Естественно, сам полковник ничего как обычно не делал. Ну, случайно выяснил, что помощник прокурора заманил к себе его родственницу (а она явно не чужая), ну взял с собой товарищей по работе (те, бедняги, видно, ни сном, ни духом не догадываются о спектакле), ну, предотвратил разврат, а то и изнасилование… — За это не судят. Дело уголовное он, конечно, возбудить в отношении сотрудника военной прокуратуры не вправе, но кто там станет разбираться — УПК — Уголовно-процессуальный кодекс един для всех. В общем, дело — дрянь. Что ж, послушаем…
Полковник, казалось, успокоился, сел в кресло и, выждав молча некоторое время, вздохнул:
— Ну что, Алексей Юрьевич? Как же ты мог так поступить?.. Да я то, может, и поверю, что ты не виноват… Ой, как девочке не хотелось быть с тобой — даже всю спину расцарапала. А тебе не терпелось, что ли? Смотри, штаны вот-вот упадут. Но ничего, мы сейчас осмотр места происшествия произведем. Валю придется к экспертам везти, из-под ногтей кусочки твоей шкуры извлекать… Впрочем, ты ведь не дурак — сам все понимаешь… Да, кстати, представляешь, тут один фотограф снимки делал на улице, да в окно случайно заглянул. Ты не волнуйся — фото хорошие поучатся. Веришь, Юрист?
Нертову ничего не оставалось, как молча согласиться.
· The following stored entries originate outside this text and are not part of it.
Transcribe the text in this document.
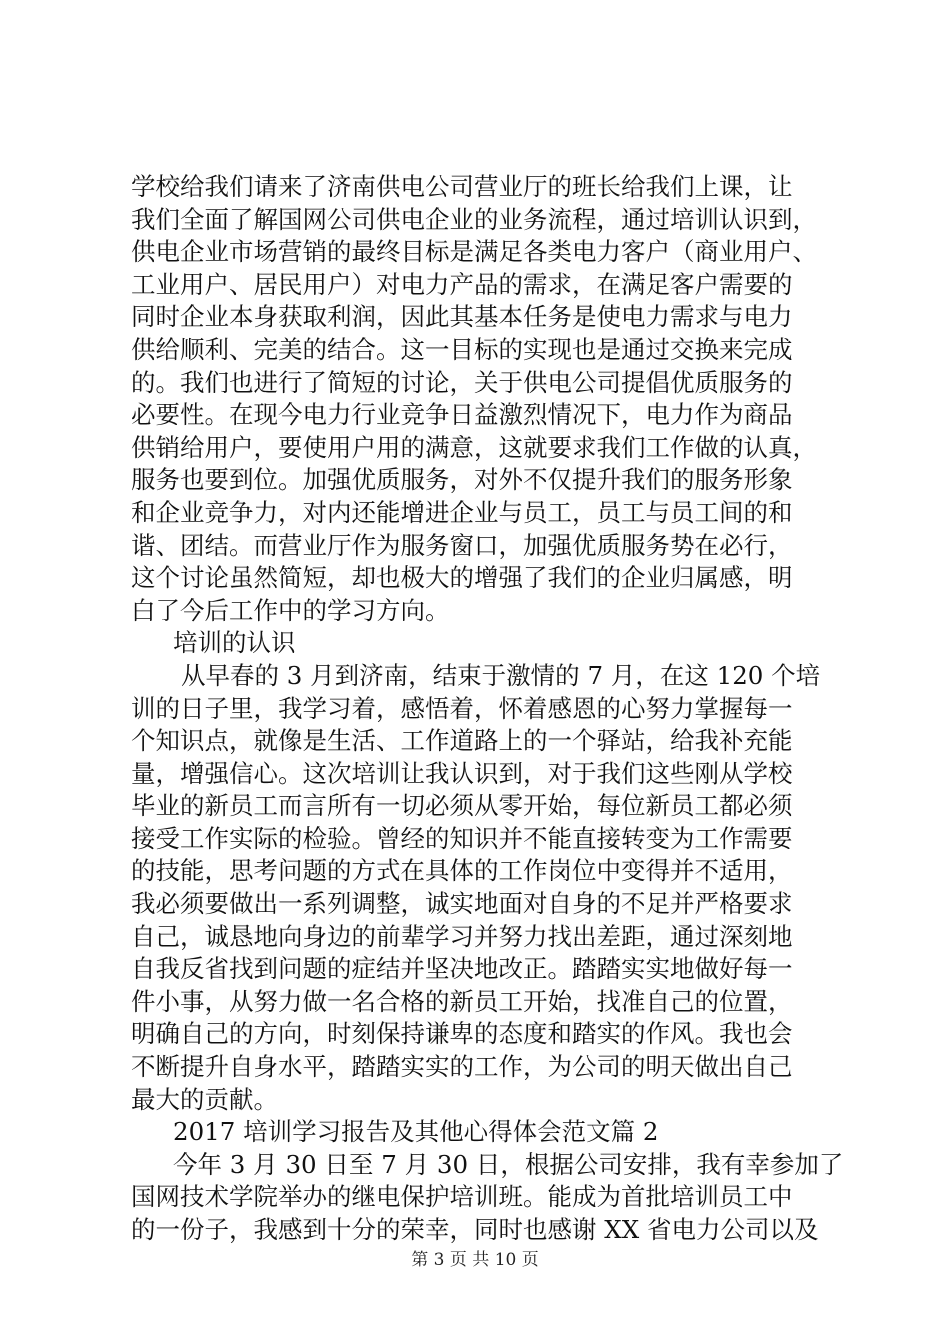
学校给我们请来了济南供电公司营业厅的班长给我们上课，让
我们全面了解国网公司供电企业的业务流程，通过培训认识到，
供电企业市场营销的最终目标是满足各类电力客户（商业用户、
工业用户、居民用户）对电力产品的需求，在满足客户需要的
同时企业本身获取利润，因此其基本任务是使电力需求与电力
供给顺利、完美的结合。这一目标的实现也是通过交换来完成
的。我们也进行了简短的讨论，关于供电公司提倡优质服务的
必要性。在现今电力行业竞争日益激烈情况下，电力作为商品
供销给用户，要使用户用的满意，这就要求我们工作做的认真，
服务也要到位。加强优质服务，对外不仅提升我们的服务形象
和企业竞争力，对内还能增进企业与员工，员工与员工间的和
谐、团结。而营业厅作为服务窗口，加强优质服务势在必行，
这个讨论虽然简短，却也极大的增强了我们的企业归属感，明
白了今后工作中的学习方向。
培训的认识
从早春的 3 月到济南，结束于激情的 7 月，在这 120 个培
训的日子里，我学习着，感悟着，怀着感恩的心努力掌握每一
个知识点，就像是生活、工作道路上的一个驿站，给我补充能
量，增强信心。这次培训让我认识到，对于我们这些刚从学校
毕业的新员工而言所有一切必须从零开始，每位新员工都必须
接受工作实际的检验。曾经的知识并不能直接转变为工作需要
的技能，思考问题的方式在具体的工作岗位中变得并不适用，
我必须要做出一系列调整，诚实地面对自身的不足并严格要求
自己，诚恳地向身边的前辈学习并努力找出差距，通过深刻地
自我反省找到问题的症结并坚决地改正。踏踏实实地做好每一
件小事，从努力做一名合格的新员工开始，找准自己的位置，
明确自己的方向，时刻保持谦卑的态度和踏实的作风。我也会
不断提升自身水平，踏踏实实的工作，为公司的明天做出自己
最大的贡献。
2017 培训学习报告及其他心得体会范文篇 2
今年 3 月 30 日至 7 月 30 日，根据公司安排，我有幸参加了
国网技术学院举办的继电保护培训班。能成为首批培训员工中
的一份子，我感到十分的荣幸，同时也感谢 XX 省电力公司以及
第 3 页 共 10 页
Что-что, а свое дело полковник знал.
— Зачем вам все это надо? — Безнадежно поинтересовался Алексей, стараясь выиграть время, — Ну, снимите меня — пришлют другого — он все равно дело доведет до конца.
— Дело не в том, чтобы снять. Я тебе честно повторю: ты с людьми работать не умеешь. Сколько времени я вчера пытался объяснить тебе, что не следует гадости специально делать? А ты не слушал. Все за звездами гонишься. Теперь не выйдет… Хотя, ты парень не глупый. Поэтому могу говорить с тобой прямо: уезжай немедленно отсюда. Согласен? Я тогда прокурору позвоню, скажу, что ты просто сорвался, нахамил командованию, а ты подтвердишь, покаешься. Прокурор не захочет, чтобы мы в Москву жаловались, другого пришлет. И езжай спокойно к себе на базу. Только больше здесь не появляйся. Если прямо сейчас не договоримся — пеняй на себя: Мне ничего не останется, как дело возбуждать. Пока разберутся — все равно тебе тут не жить. Так что, думай. Кстати, думай быстрее: Валя уже к эксперту подъезжает. А заключение его будет законное — я экспертизу назначу даже не по твоему делу, а по уже возбужденному. Помнишь, как ты нам «палку» навесил с самовольщиками? Вот, по тому делу и экспертиза будет, и показания Валюши, и свидетелей, которые тебя чуть ли не с девчонки сняли. А еще одна экспертиза — по офицеру, которого ты чуть не убил, пытаясь сбежать. Так что думай, пока я курю. Да гордыню свою успокой — тебе ведь карьера нужна, жизнь нормальная. А по таким делам, знаешь, в клетке хорошо не сидят. Думай…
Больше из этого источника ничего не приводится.